Supreme Court of Maryland: Search and seizure
Search and seizure; Terry stop
BOTTOM LINE: As a result of the United States Supreme Court’s decision in New York State Rifle and Pistol Ass’n, Inc. v. Bruen, 597 U.S. 1, 10 (2022), reasonable suspicion to believe that a person is carrying a gun, by itself, no longer justifies a Terry stop.
CASE: Hicks v. State, No. 634, Sept. Term, 2024 (filed June 4, 2026) (in banc) (Justices Wells, GRAEFF, Arthur, Reed, Zic, Ripken, Tang, Albright, Kehoe) (Justices BERGER, Friedman, Shaw concurring) (Justice NAZARIAN concurring) (Justice LEAHY concurring) (Justice FRIEDMAN concurring).
FACTS: Steven Hicks was indicted in the circuit court with multiple drug and firearm offenses. He filed a motion to suppress the two handguns and cocaine discovered during a warrantless search of his person and bag. He argued, among other things, that the officers did not have either probable cause or reasonable suspicion to stop or frisk him because he had a permit to carry the weapons at issue.
After the court denied the motion, appellant then entered a conditional guilty plea to possession of a firearm with a nexus to a drug trafficking crime. This appeal followed. A majority of this court subsequently voted to hear the case in banc.
LAW: There are two types of seizures that implicate the Fourth Amendment: (1) an arrest, which must be supported by probable cause; and (2) an investigatory stop, or a Terry stop, named after the Supreme Court’s decision in Terry v. Ohio, 392 U.S. 1 (1968), which must be supported by reasonable suspicion.
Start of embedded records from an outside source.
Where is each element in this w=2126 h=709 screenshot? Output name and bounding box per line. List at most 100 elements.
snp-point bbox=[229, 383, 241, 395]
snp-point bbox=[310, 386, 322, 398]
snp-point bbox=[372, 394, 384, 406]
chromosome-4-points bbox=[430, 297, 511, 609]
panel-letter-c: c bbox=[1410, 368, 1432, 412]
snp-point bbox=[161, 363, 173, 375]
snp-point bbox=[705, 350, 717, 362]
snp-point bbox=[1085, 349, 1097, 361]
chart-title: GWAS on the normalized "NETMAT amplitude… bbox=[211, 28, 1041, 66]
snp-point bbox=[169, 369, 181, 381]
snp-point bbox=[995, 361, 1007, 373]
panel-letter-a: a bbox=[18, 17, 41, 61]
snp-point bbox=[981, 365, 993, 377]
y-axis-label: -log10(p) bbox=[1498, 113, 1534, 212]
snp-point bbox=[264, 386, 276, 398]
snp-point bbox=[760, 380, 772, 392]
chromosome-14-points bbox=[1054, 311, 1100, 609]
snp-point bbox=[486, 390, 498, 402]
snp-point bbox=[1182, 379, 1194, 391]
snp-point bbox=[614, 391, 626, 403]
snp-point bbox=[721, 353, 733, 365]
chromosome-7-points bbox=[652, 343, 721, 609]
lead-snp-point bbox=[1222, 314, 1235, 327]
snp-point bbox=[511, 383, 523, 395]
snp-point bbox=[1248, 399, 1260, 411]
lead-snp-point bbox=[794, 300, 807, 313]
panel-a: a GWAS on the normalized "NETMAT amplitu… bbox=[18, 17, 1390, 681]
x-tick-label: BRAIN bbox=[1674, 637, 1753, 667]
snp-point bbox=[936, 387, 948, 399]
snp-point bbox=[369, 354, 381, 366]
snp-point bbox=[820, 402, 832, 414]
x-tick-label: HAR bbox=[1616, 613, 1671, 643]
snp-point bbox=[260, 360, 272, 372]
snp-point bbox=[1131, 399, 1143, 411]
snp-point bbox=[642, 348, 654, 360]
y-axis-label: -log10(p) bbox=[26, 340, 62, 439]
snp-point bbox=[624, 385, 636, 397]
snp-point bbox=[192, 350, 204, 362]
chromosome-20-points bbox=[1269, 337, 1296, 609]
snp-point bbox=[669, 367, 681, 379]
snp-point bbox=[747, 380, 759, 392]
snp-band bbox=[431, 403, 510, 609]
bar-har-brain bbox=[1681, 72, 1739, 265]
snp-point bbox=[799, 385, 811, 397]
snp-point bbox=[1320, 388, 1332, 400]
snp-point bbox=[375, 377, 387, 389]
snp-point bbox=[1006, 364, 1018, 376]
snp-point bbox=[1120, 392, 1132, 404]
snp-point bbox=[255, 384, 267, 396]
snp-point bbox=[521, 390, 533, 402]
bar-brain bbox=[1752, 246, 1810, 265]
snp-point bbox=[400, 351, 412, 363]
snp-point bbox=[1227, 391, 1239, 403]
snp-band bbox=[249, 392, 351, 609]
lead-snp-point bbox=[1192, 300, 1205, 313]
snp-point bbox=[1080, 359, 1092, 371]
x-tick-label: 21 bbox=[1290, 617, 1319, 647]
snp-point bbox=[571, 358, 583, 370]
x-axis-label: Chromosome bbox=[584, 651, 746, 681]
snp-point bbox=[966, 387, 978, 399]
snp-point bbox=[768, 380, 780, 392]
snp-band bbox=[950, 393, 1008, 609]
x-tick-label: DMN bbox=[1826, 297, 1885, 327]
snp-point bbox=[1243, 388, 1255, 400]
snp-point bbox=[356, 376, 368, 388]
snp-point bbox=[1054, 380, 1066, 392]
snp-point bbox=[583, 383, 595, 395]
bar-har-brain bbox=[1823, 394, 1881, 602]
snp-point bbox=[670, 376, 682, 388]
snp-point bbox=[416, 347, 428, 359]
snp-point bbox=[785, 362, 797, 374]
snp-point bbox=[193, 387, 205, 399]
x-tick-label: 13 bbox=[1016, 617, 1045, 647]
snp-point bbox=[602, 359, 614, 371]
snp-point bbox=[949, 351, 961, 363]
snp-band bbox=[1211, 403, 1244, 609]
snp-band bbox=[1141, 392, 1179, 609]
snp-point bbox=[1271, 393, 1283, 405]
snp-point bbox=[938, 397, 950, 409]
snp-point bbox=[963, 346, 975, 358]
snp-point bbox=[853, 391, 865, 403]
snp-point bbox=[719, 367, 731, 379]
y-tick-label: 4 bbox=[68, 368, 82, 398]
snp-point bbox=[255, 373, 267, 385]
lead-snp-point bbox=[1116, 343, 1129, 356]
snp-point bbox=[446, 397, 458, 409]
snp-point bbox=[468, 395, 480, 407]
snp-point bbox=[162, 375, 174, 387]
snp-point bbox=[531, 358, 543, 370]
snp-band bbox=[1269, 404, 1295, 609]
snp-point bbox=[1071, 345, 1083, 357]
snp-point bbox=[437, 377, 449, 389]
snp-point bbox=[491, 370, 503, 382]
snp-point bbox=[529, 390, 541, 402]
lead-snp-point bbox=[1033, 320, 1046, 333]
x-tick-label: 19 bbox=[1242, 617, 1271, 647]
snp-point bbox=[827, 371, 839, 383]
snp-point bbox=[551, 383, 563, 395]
Detective Ramsey stopped appellant when he saw a gun “printing” on appellant’s shirt. A police stop based on reasonable suspicion that a person is in possession of a gun has consistently been upheld by the Maryland appellate courts as a proper Terry stop. Indeed, prior to New York State Rifle and Pistol Ass’n, Inc. v. Bruen, 597 U.S. 1, 10 (2022), other courts held that, when it was presumptively unlawful under state law to carry a firearm, with exceptions including when an individual had a permit, a police officer with reasonable suspicion to believe that a person had a gun could conduct a Terry stop to determine the legality of the gun possession.
Appellant contends, however, that this analysis changed after Bruen, where the United States Supreme Court held that gun possession is not only lawful, but it is a protected constitutional right. Appellant argues that, post-Bruen, gun possession “can no longer, on its own as in this case, constitute reasonable suspicion that a crime is afoot.”
Indeed, reported opinions that have addressed the issue presented here post-Bruen have concluded, as appellant argues, that possession of a gun, without more, does not provide reasonable suspicion authorizing a stop. Although a few courts have stated in reported opinions after Bruen that the police have the authority to stop a person to investigate whether the individual with a handgun has a lawful permit, those statements have been made either in dicta, without analysis or without citation to Bruen.
This court has carefully reviewed the cases in other jurisdictions, the holding in Bruen that the Constitution “presumptively protects” gun possession and prior decisions by this court. Based on this review, it holds that, post-Bruen, reasonable suspicion to believe that a person is carrying a gun, by itself, no longer justifies a Terry stop.
In this case, the police did not testify that they believed that appellant was possessing the gun illegally, and no argument was made to the suppression court to that effect. The case was presented below as a stop justified solely on the possession of a gun, and it was presented in the briefs on appeal the same way. That is the basis for this court’s conclusion that the stop was unconstitutional. As an alternate holding, the court holds that, even if the stop was reasonable, the police exceeded the scope of a limited pat-down. The circuit court thus erred in denying appellant’s motion to suppress the CDS and the second handgun discovered during the frisk.
Judgment of the Circuit Court for Baltimore City reversed.
CONCUR: Whatever justified the stop, the search that followed exceeded the limits the Fourth Amendment imposes. That conclusion was available at the outset, without any of the analysis the majority undertakes. We would have stopped there.
CONCUR: I join the opinion of the Court in full. I write separately to address the concerns Judge Friedman and I share about the impact of today’s ruling on the authority of police to engage, detain, frisk and search people under the Fourth Amendment to the Constitution of the United States.
CONCUR: We all agree that the frisk of Hicks exceeded constitutional limits and that the motion to suppress should have been granted. I write separately to highlight that Maryland Code, Criminal Law Article §§ 4-203 and 4-206 prescribes the best way to navigate police interactions with Marylanders who carry guns.
CONCUR: I recognize the tension between an expansive reading of Bruen and the continued application of Terry in circumstances like these. That tension is real, and I do not minimize it. But it is not ours to resolve. If the Supreme Court concludes that Bruen‘s implications require a recalibration of Terry doctrine in the context of licensed handgun carrying, it is free to say so. Until it does, I would apply the law as it stands.